SEO4 SEO Tasks Small Businesses Must Do Every Month

4 SEO Tasks Small Businesses Must Do Every Month

Many small business websites do on-site SEO poorly or not at all, which means less rankings, search traffics, potential customers, and business. These steps will start you on a path toward regular, high-quality, content creation and promotion.

seo-tasks

On-site SEO discussions are typically dominated by technical debates about how search engines analyze and store HTML. For small business owners, the discussion is much more practical and alarming. Specifically, small business websites do on-site SEO poorly or not at all, leaving large amounts of search traffic and potential customers on the table.

The lack of small business on-site SEO is more about discipline, time management, repetition, and know-how. Here is a simple four-step approach to building high-value traffic through on-site SEO that should be repeated twice per month (minimum) on every small business website.

1. Identify Demand

Every website page should be positioned to catch existing demand as SEO (generally) doesn’t create demand. This means using keyword research to see how end users search in various categories.

When a small business is just starting, it’s important to pick keywords that are easy to rank on until you see some results. Google AdWords will show the competition level in their free keyword tool, as will many other tools.

The beginner should pick a keyword with no more than 300 searches per month (critical: Use Exact match) and is marked as “Low” competition by Google. Also pick keywords on which the business has something valuable to share because it is important that these visitors stay onsite once they land.

2. Create Great Content

While small business owners are often the most knowledgeable in their fields due immense practical experience, the lack of strong on-site SEO means their websites often under-perform.

Great content comes in the form of videos, blogs, podcasts, discussions, infographics, white papers, webinars and articles – all targeted toward what the end user is searching for. This is an information exchange.

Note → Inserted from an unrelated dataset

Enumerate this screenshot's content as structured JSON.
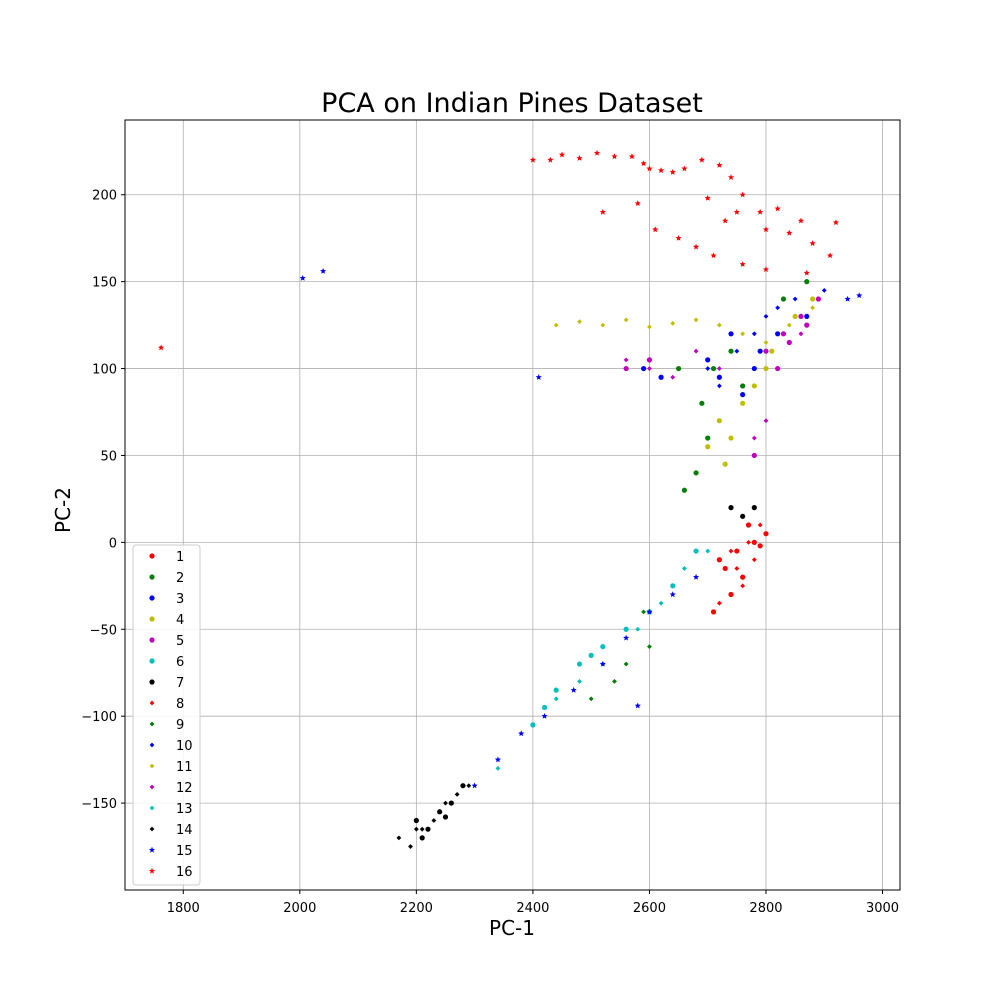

Regardless of the medium, the content needs to be compelling. Use any of the following tactics to create audience engagement:

  • Humor
  • Controversy
  • Current events/news
  • Politics
  • How-to/instruction
  • Technical explanation
  • Scare tactics

3. Tune Content

The majority of on-site SEO articles focus heavily on this topic, and it is important:

  • Review your keyword density (yes, this still matters greatly), title tag, URL, image alt attributes, and meta tags.
  • Make the page attractive with images that complement the content.
  • Add appropriate and informative links to other great on-site content as well as links to highly-authoritative websites. This will achieve SEO co-citation, but in a very natural and end-user-friendly fashion.
  • Apply authorship code and schema.org attributes for any special features on the page such as video.

4. Track & Promote

All projects need to be measurable, and on-site SEO is no exception. Track new page performance in the SERPs.

If the domain authority is already high and a low-competition keyword was selected, the new content may jump to page 1. If so, wait 2 weeks and repeat.

If a page 1 ranking isn’t achieved (which is more likely), apply off-site SEO promotion in the form of link building, content marketing, social media, syndication, RSS, guest blogging, infographics, and participation in appropriate discussions such as forums and blog comments.

Tracking and promotion on the newly launched page should continue indefinitely until page 1 is achieved, but shouldn’t impede the next onsite SEO project.

Conclusions

Tuning on-site content receives the lion’s share of attention from most SEO blogs because it is important. But small business owners have a bigger problem: A total lack of consistent onsite SEO content creation process.

The four steps above offer a simple path toward regular, high-quality, content creation and promotion that will improve rankings and prospective customers from the Internet. It should be repeated twice per month at a minimum to keep any small business website fresh.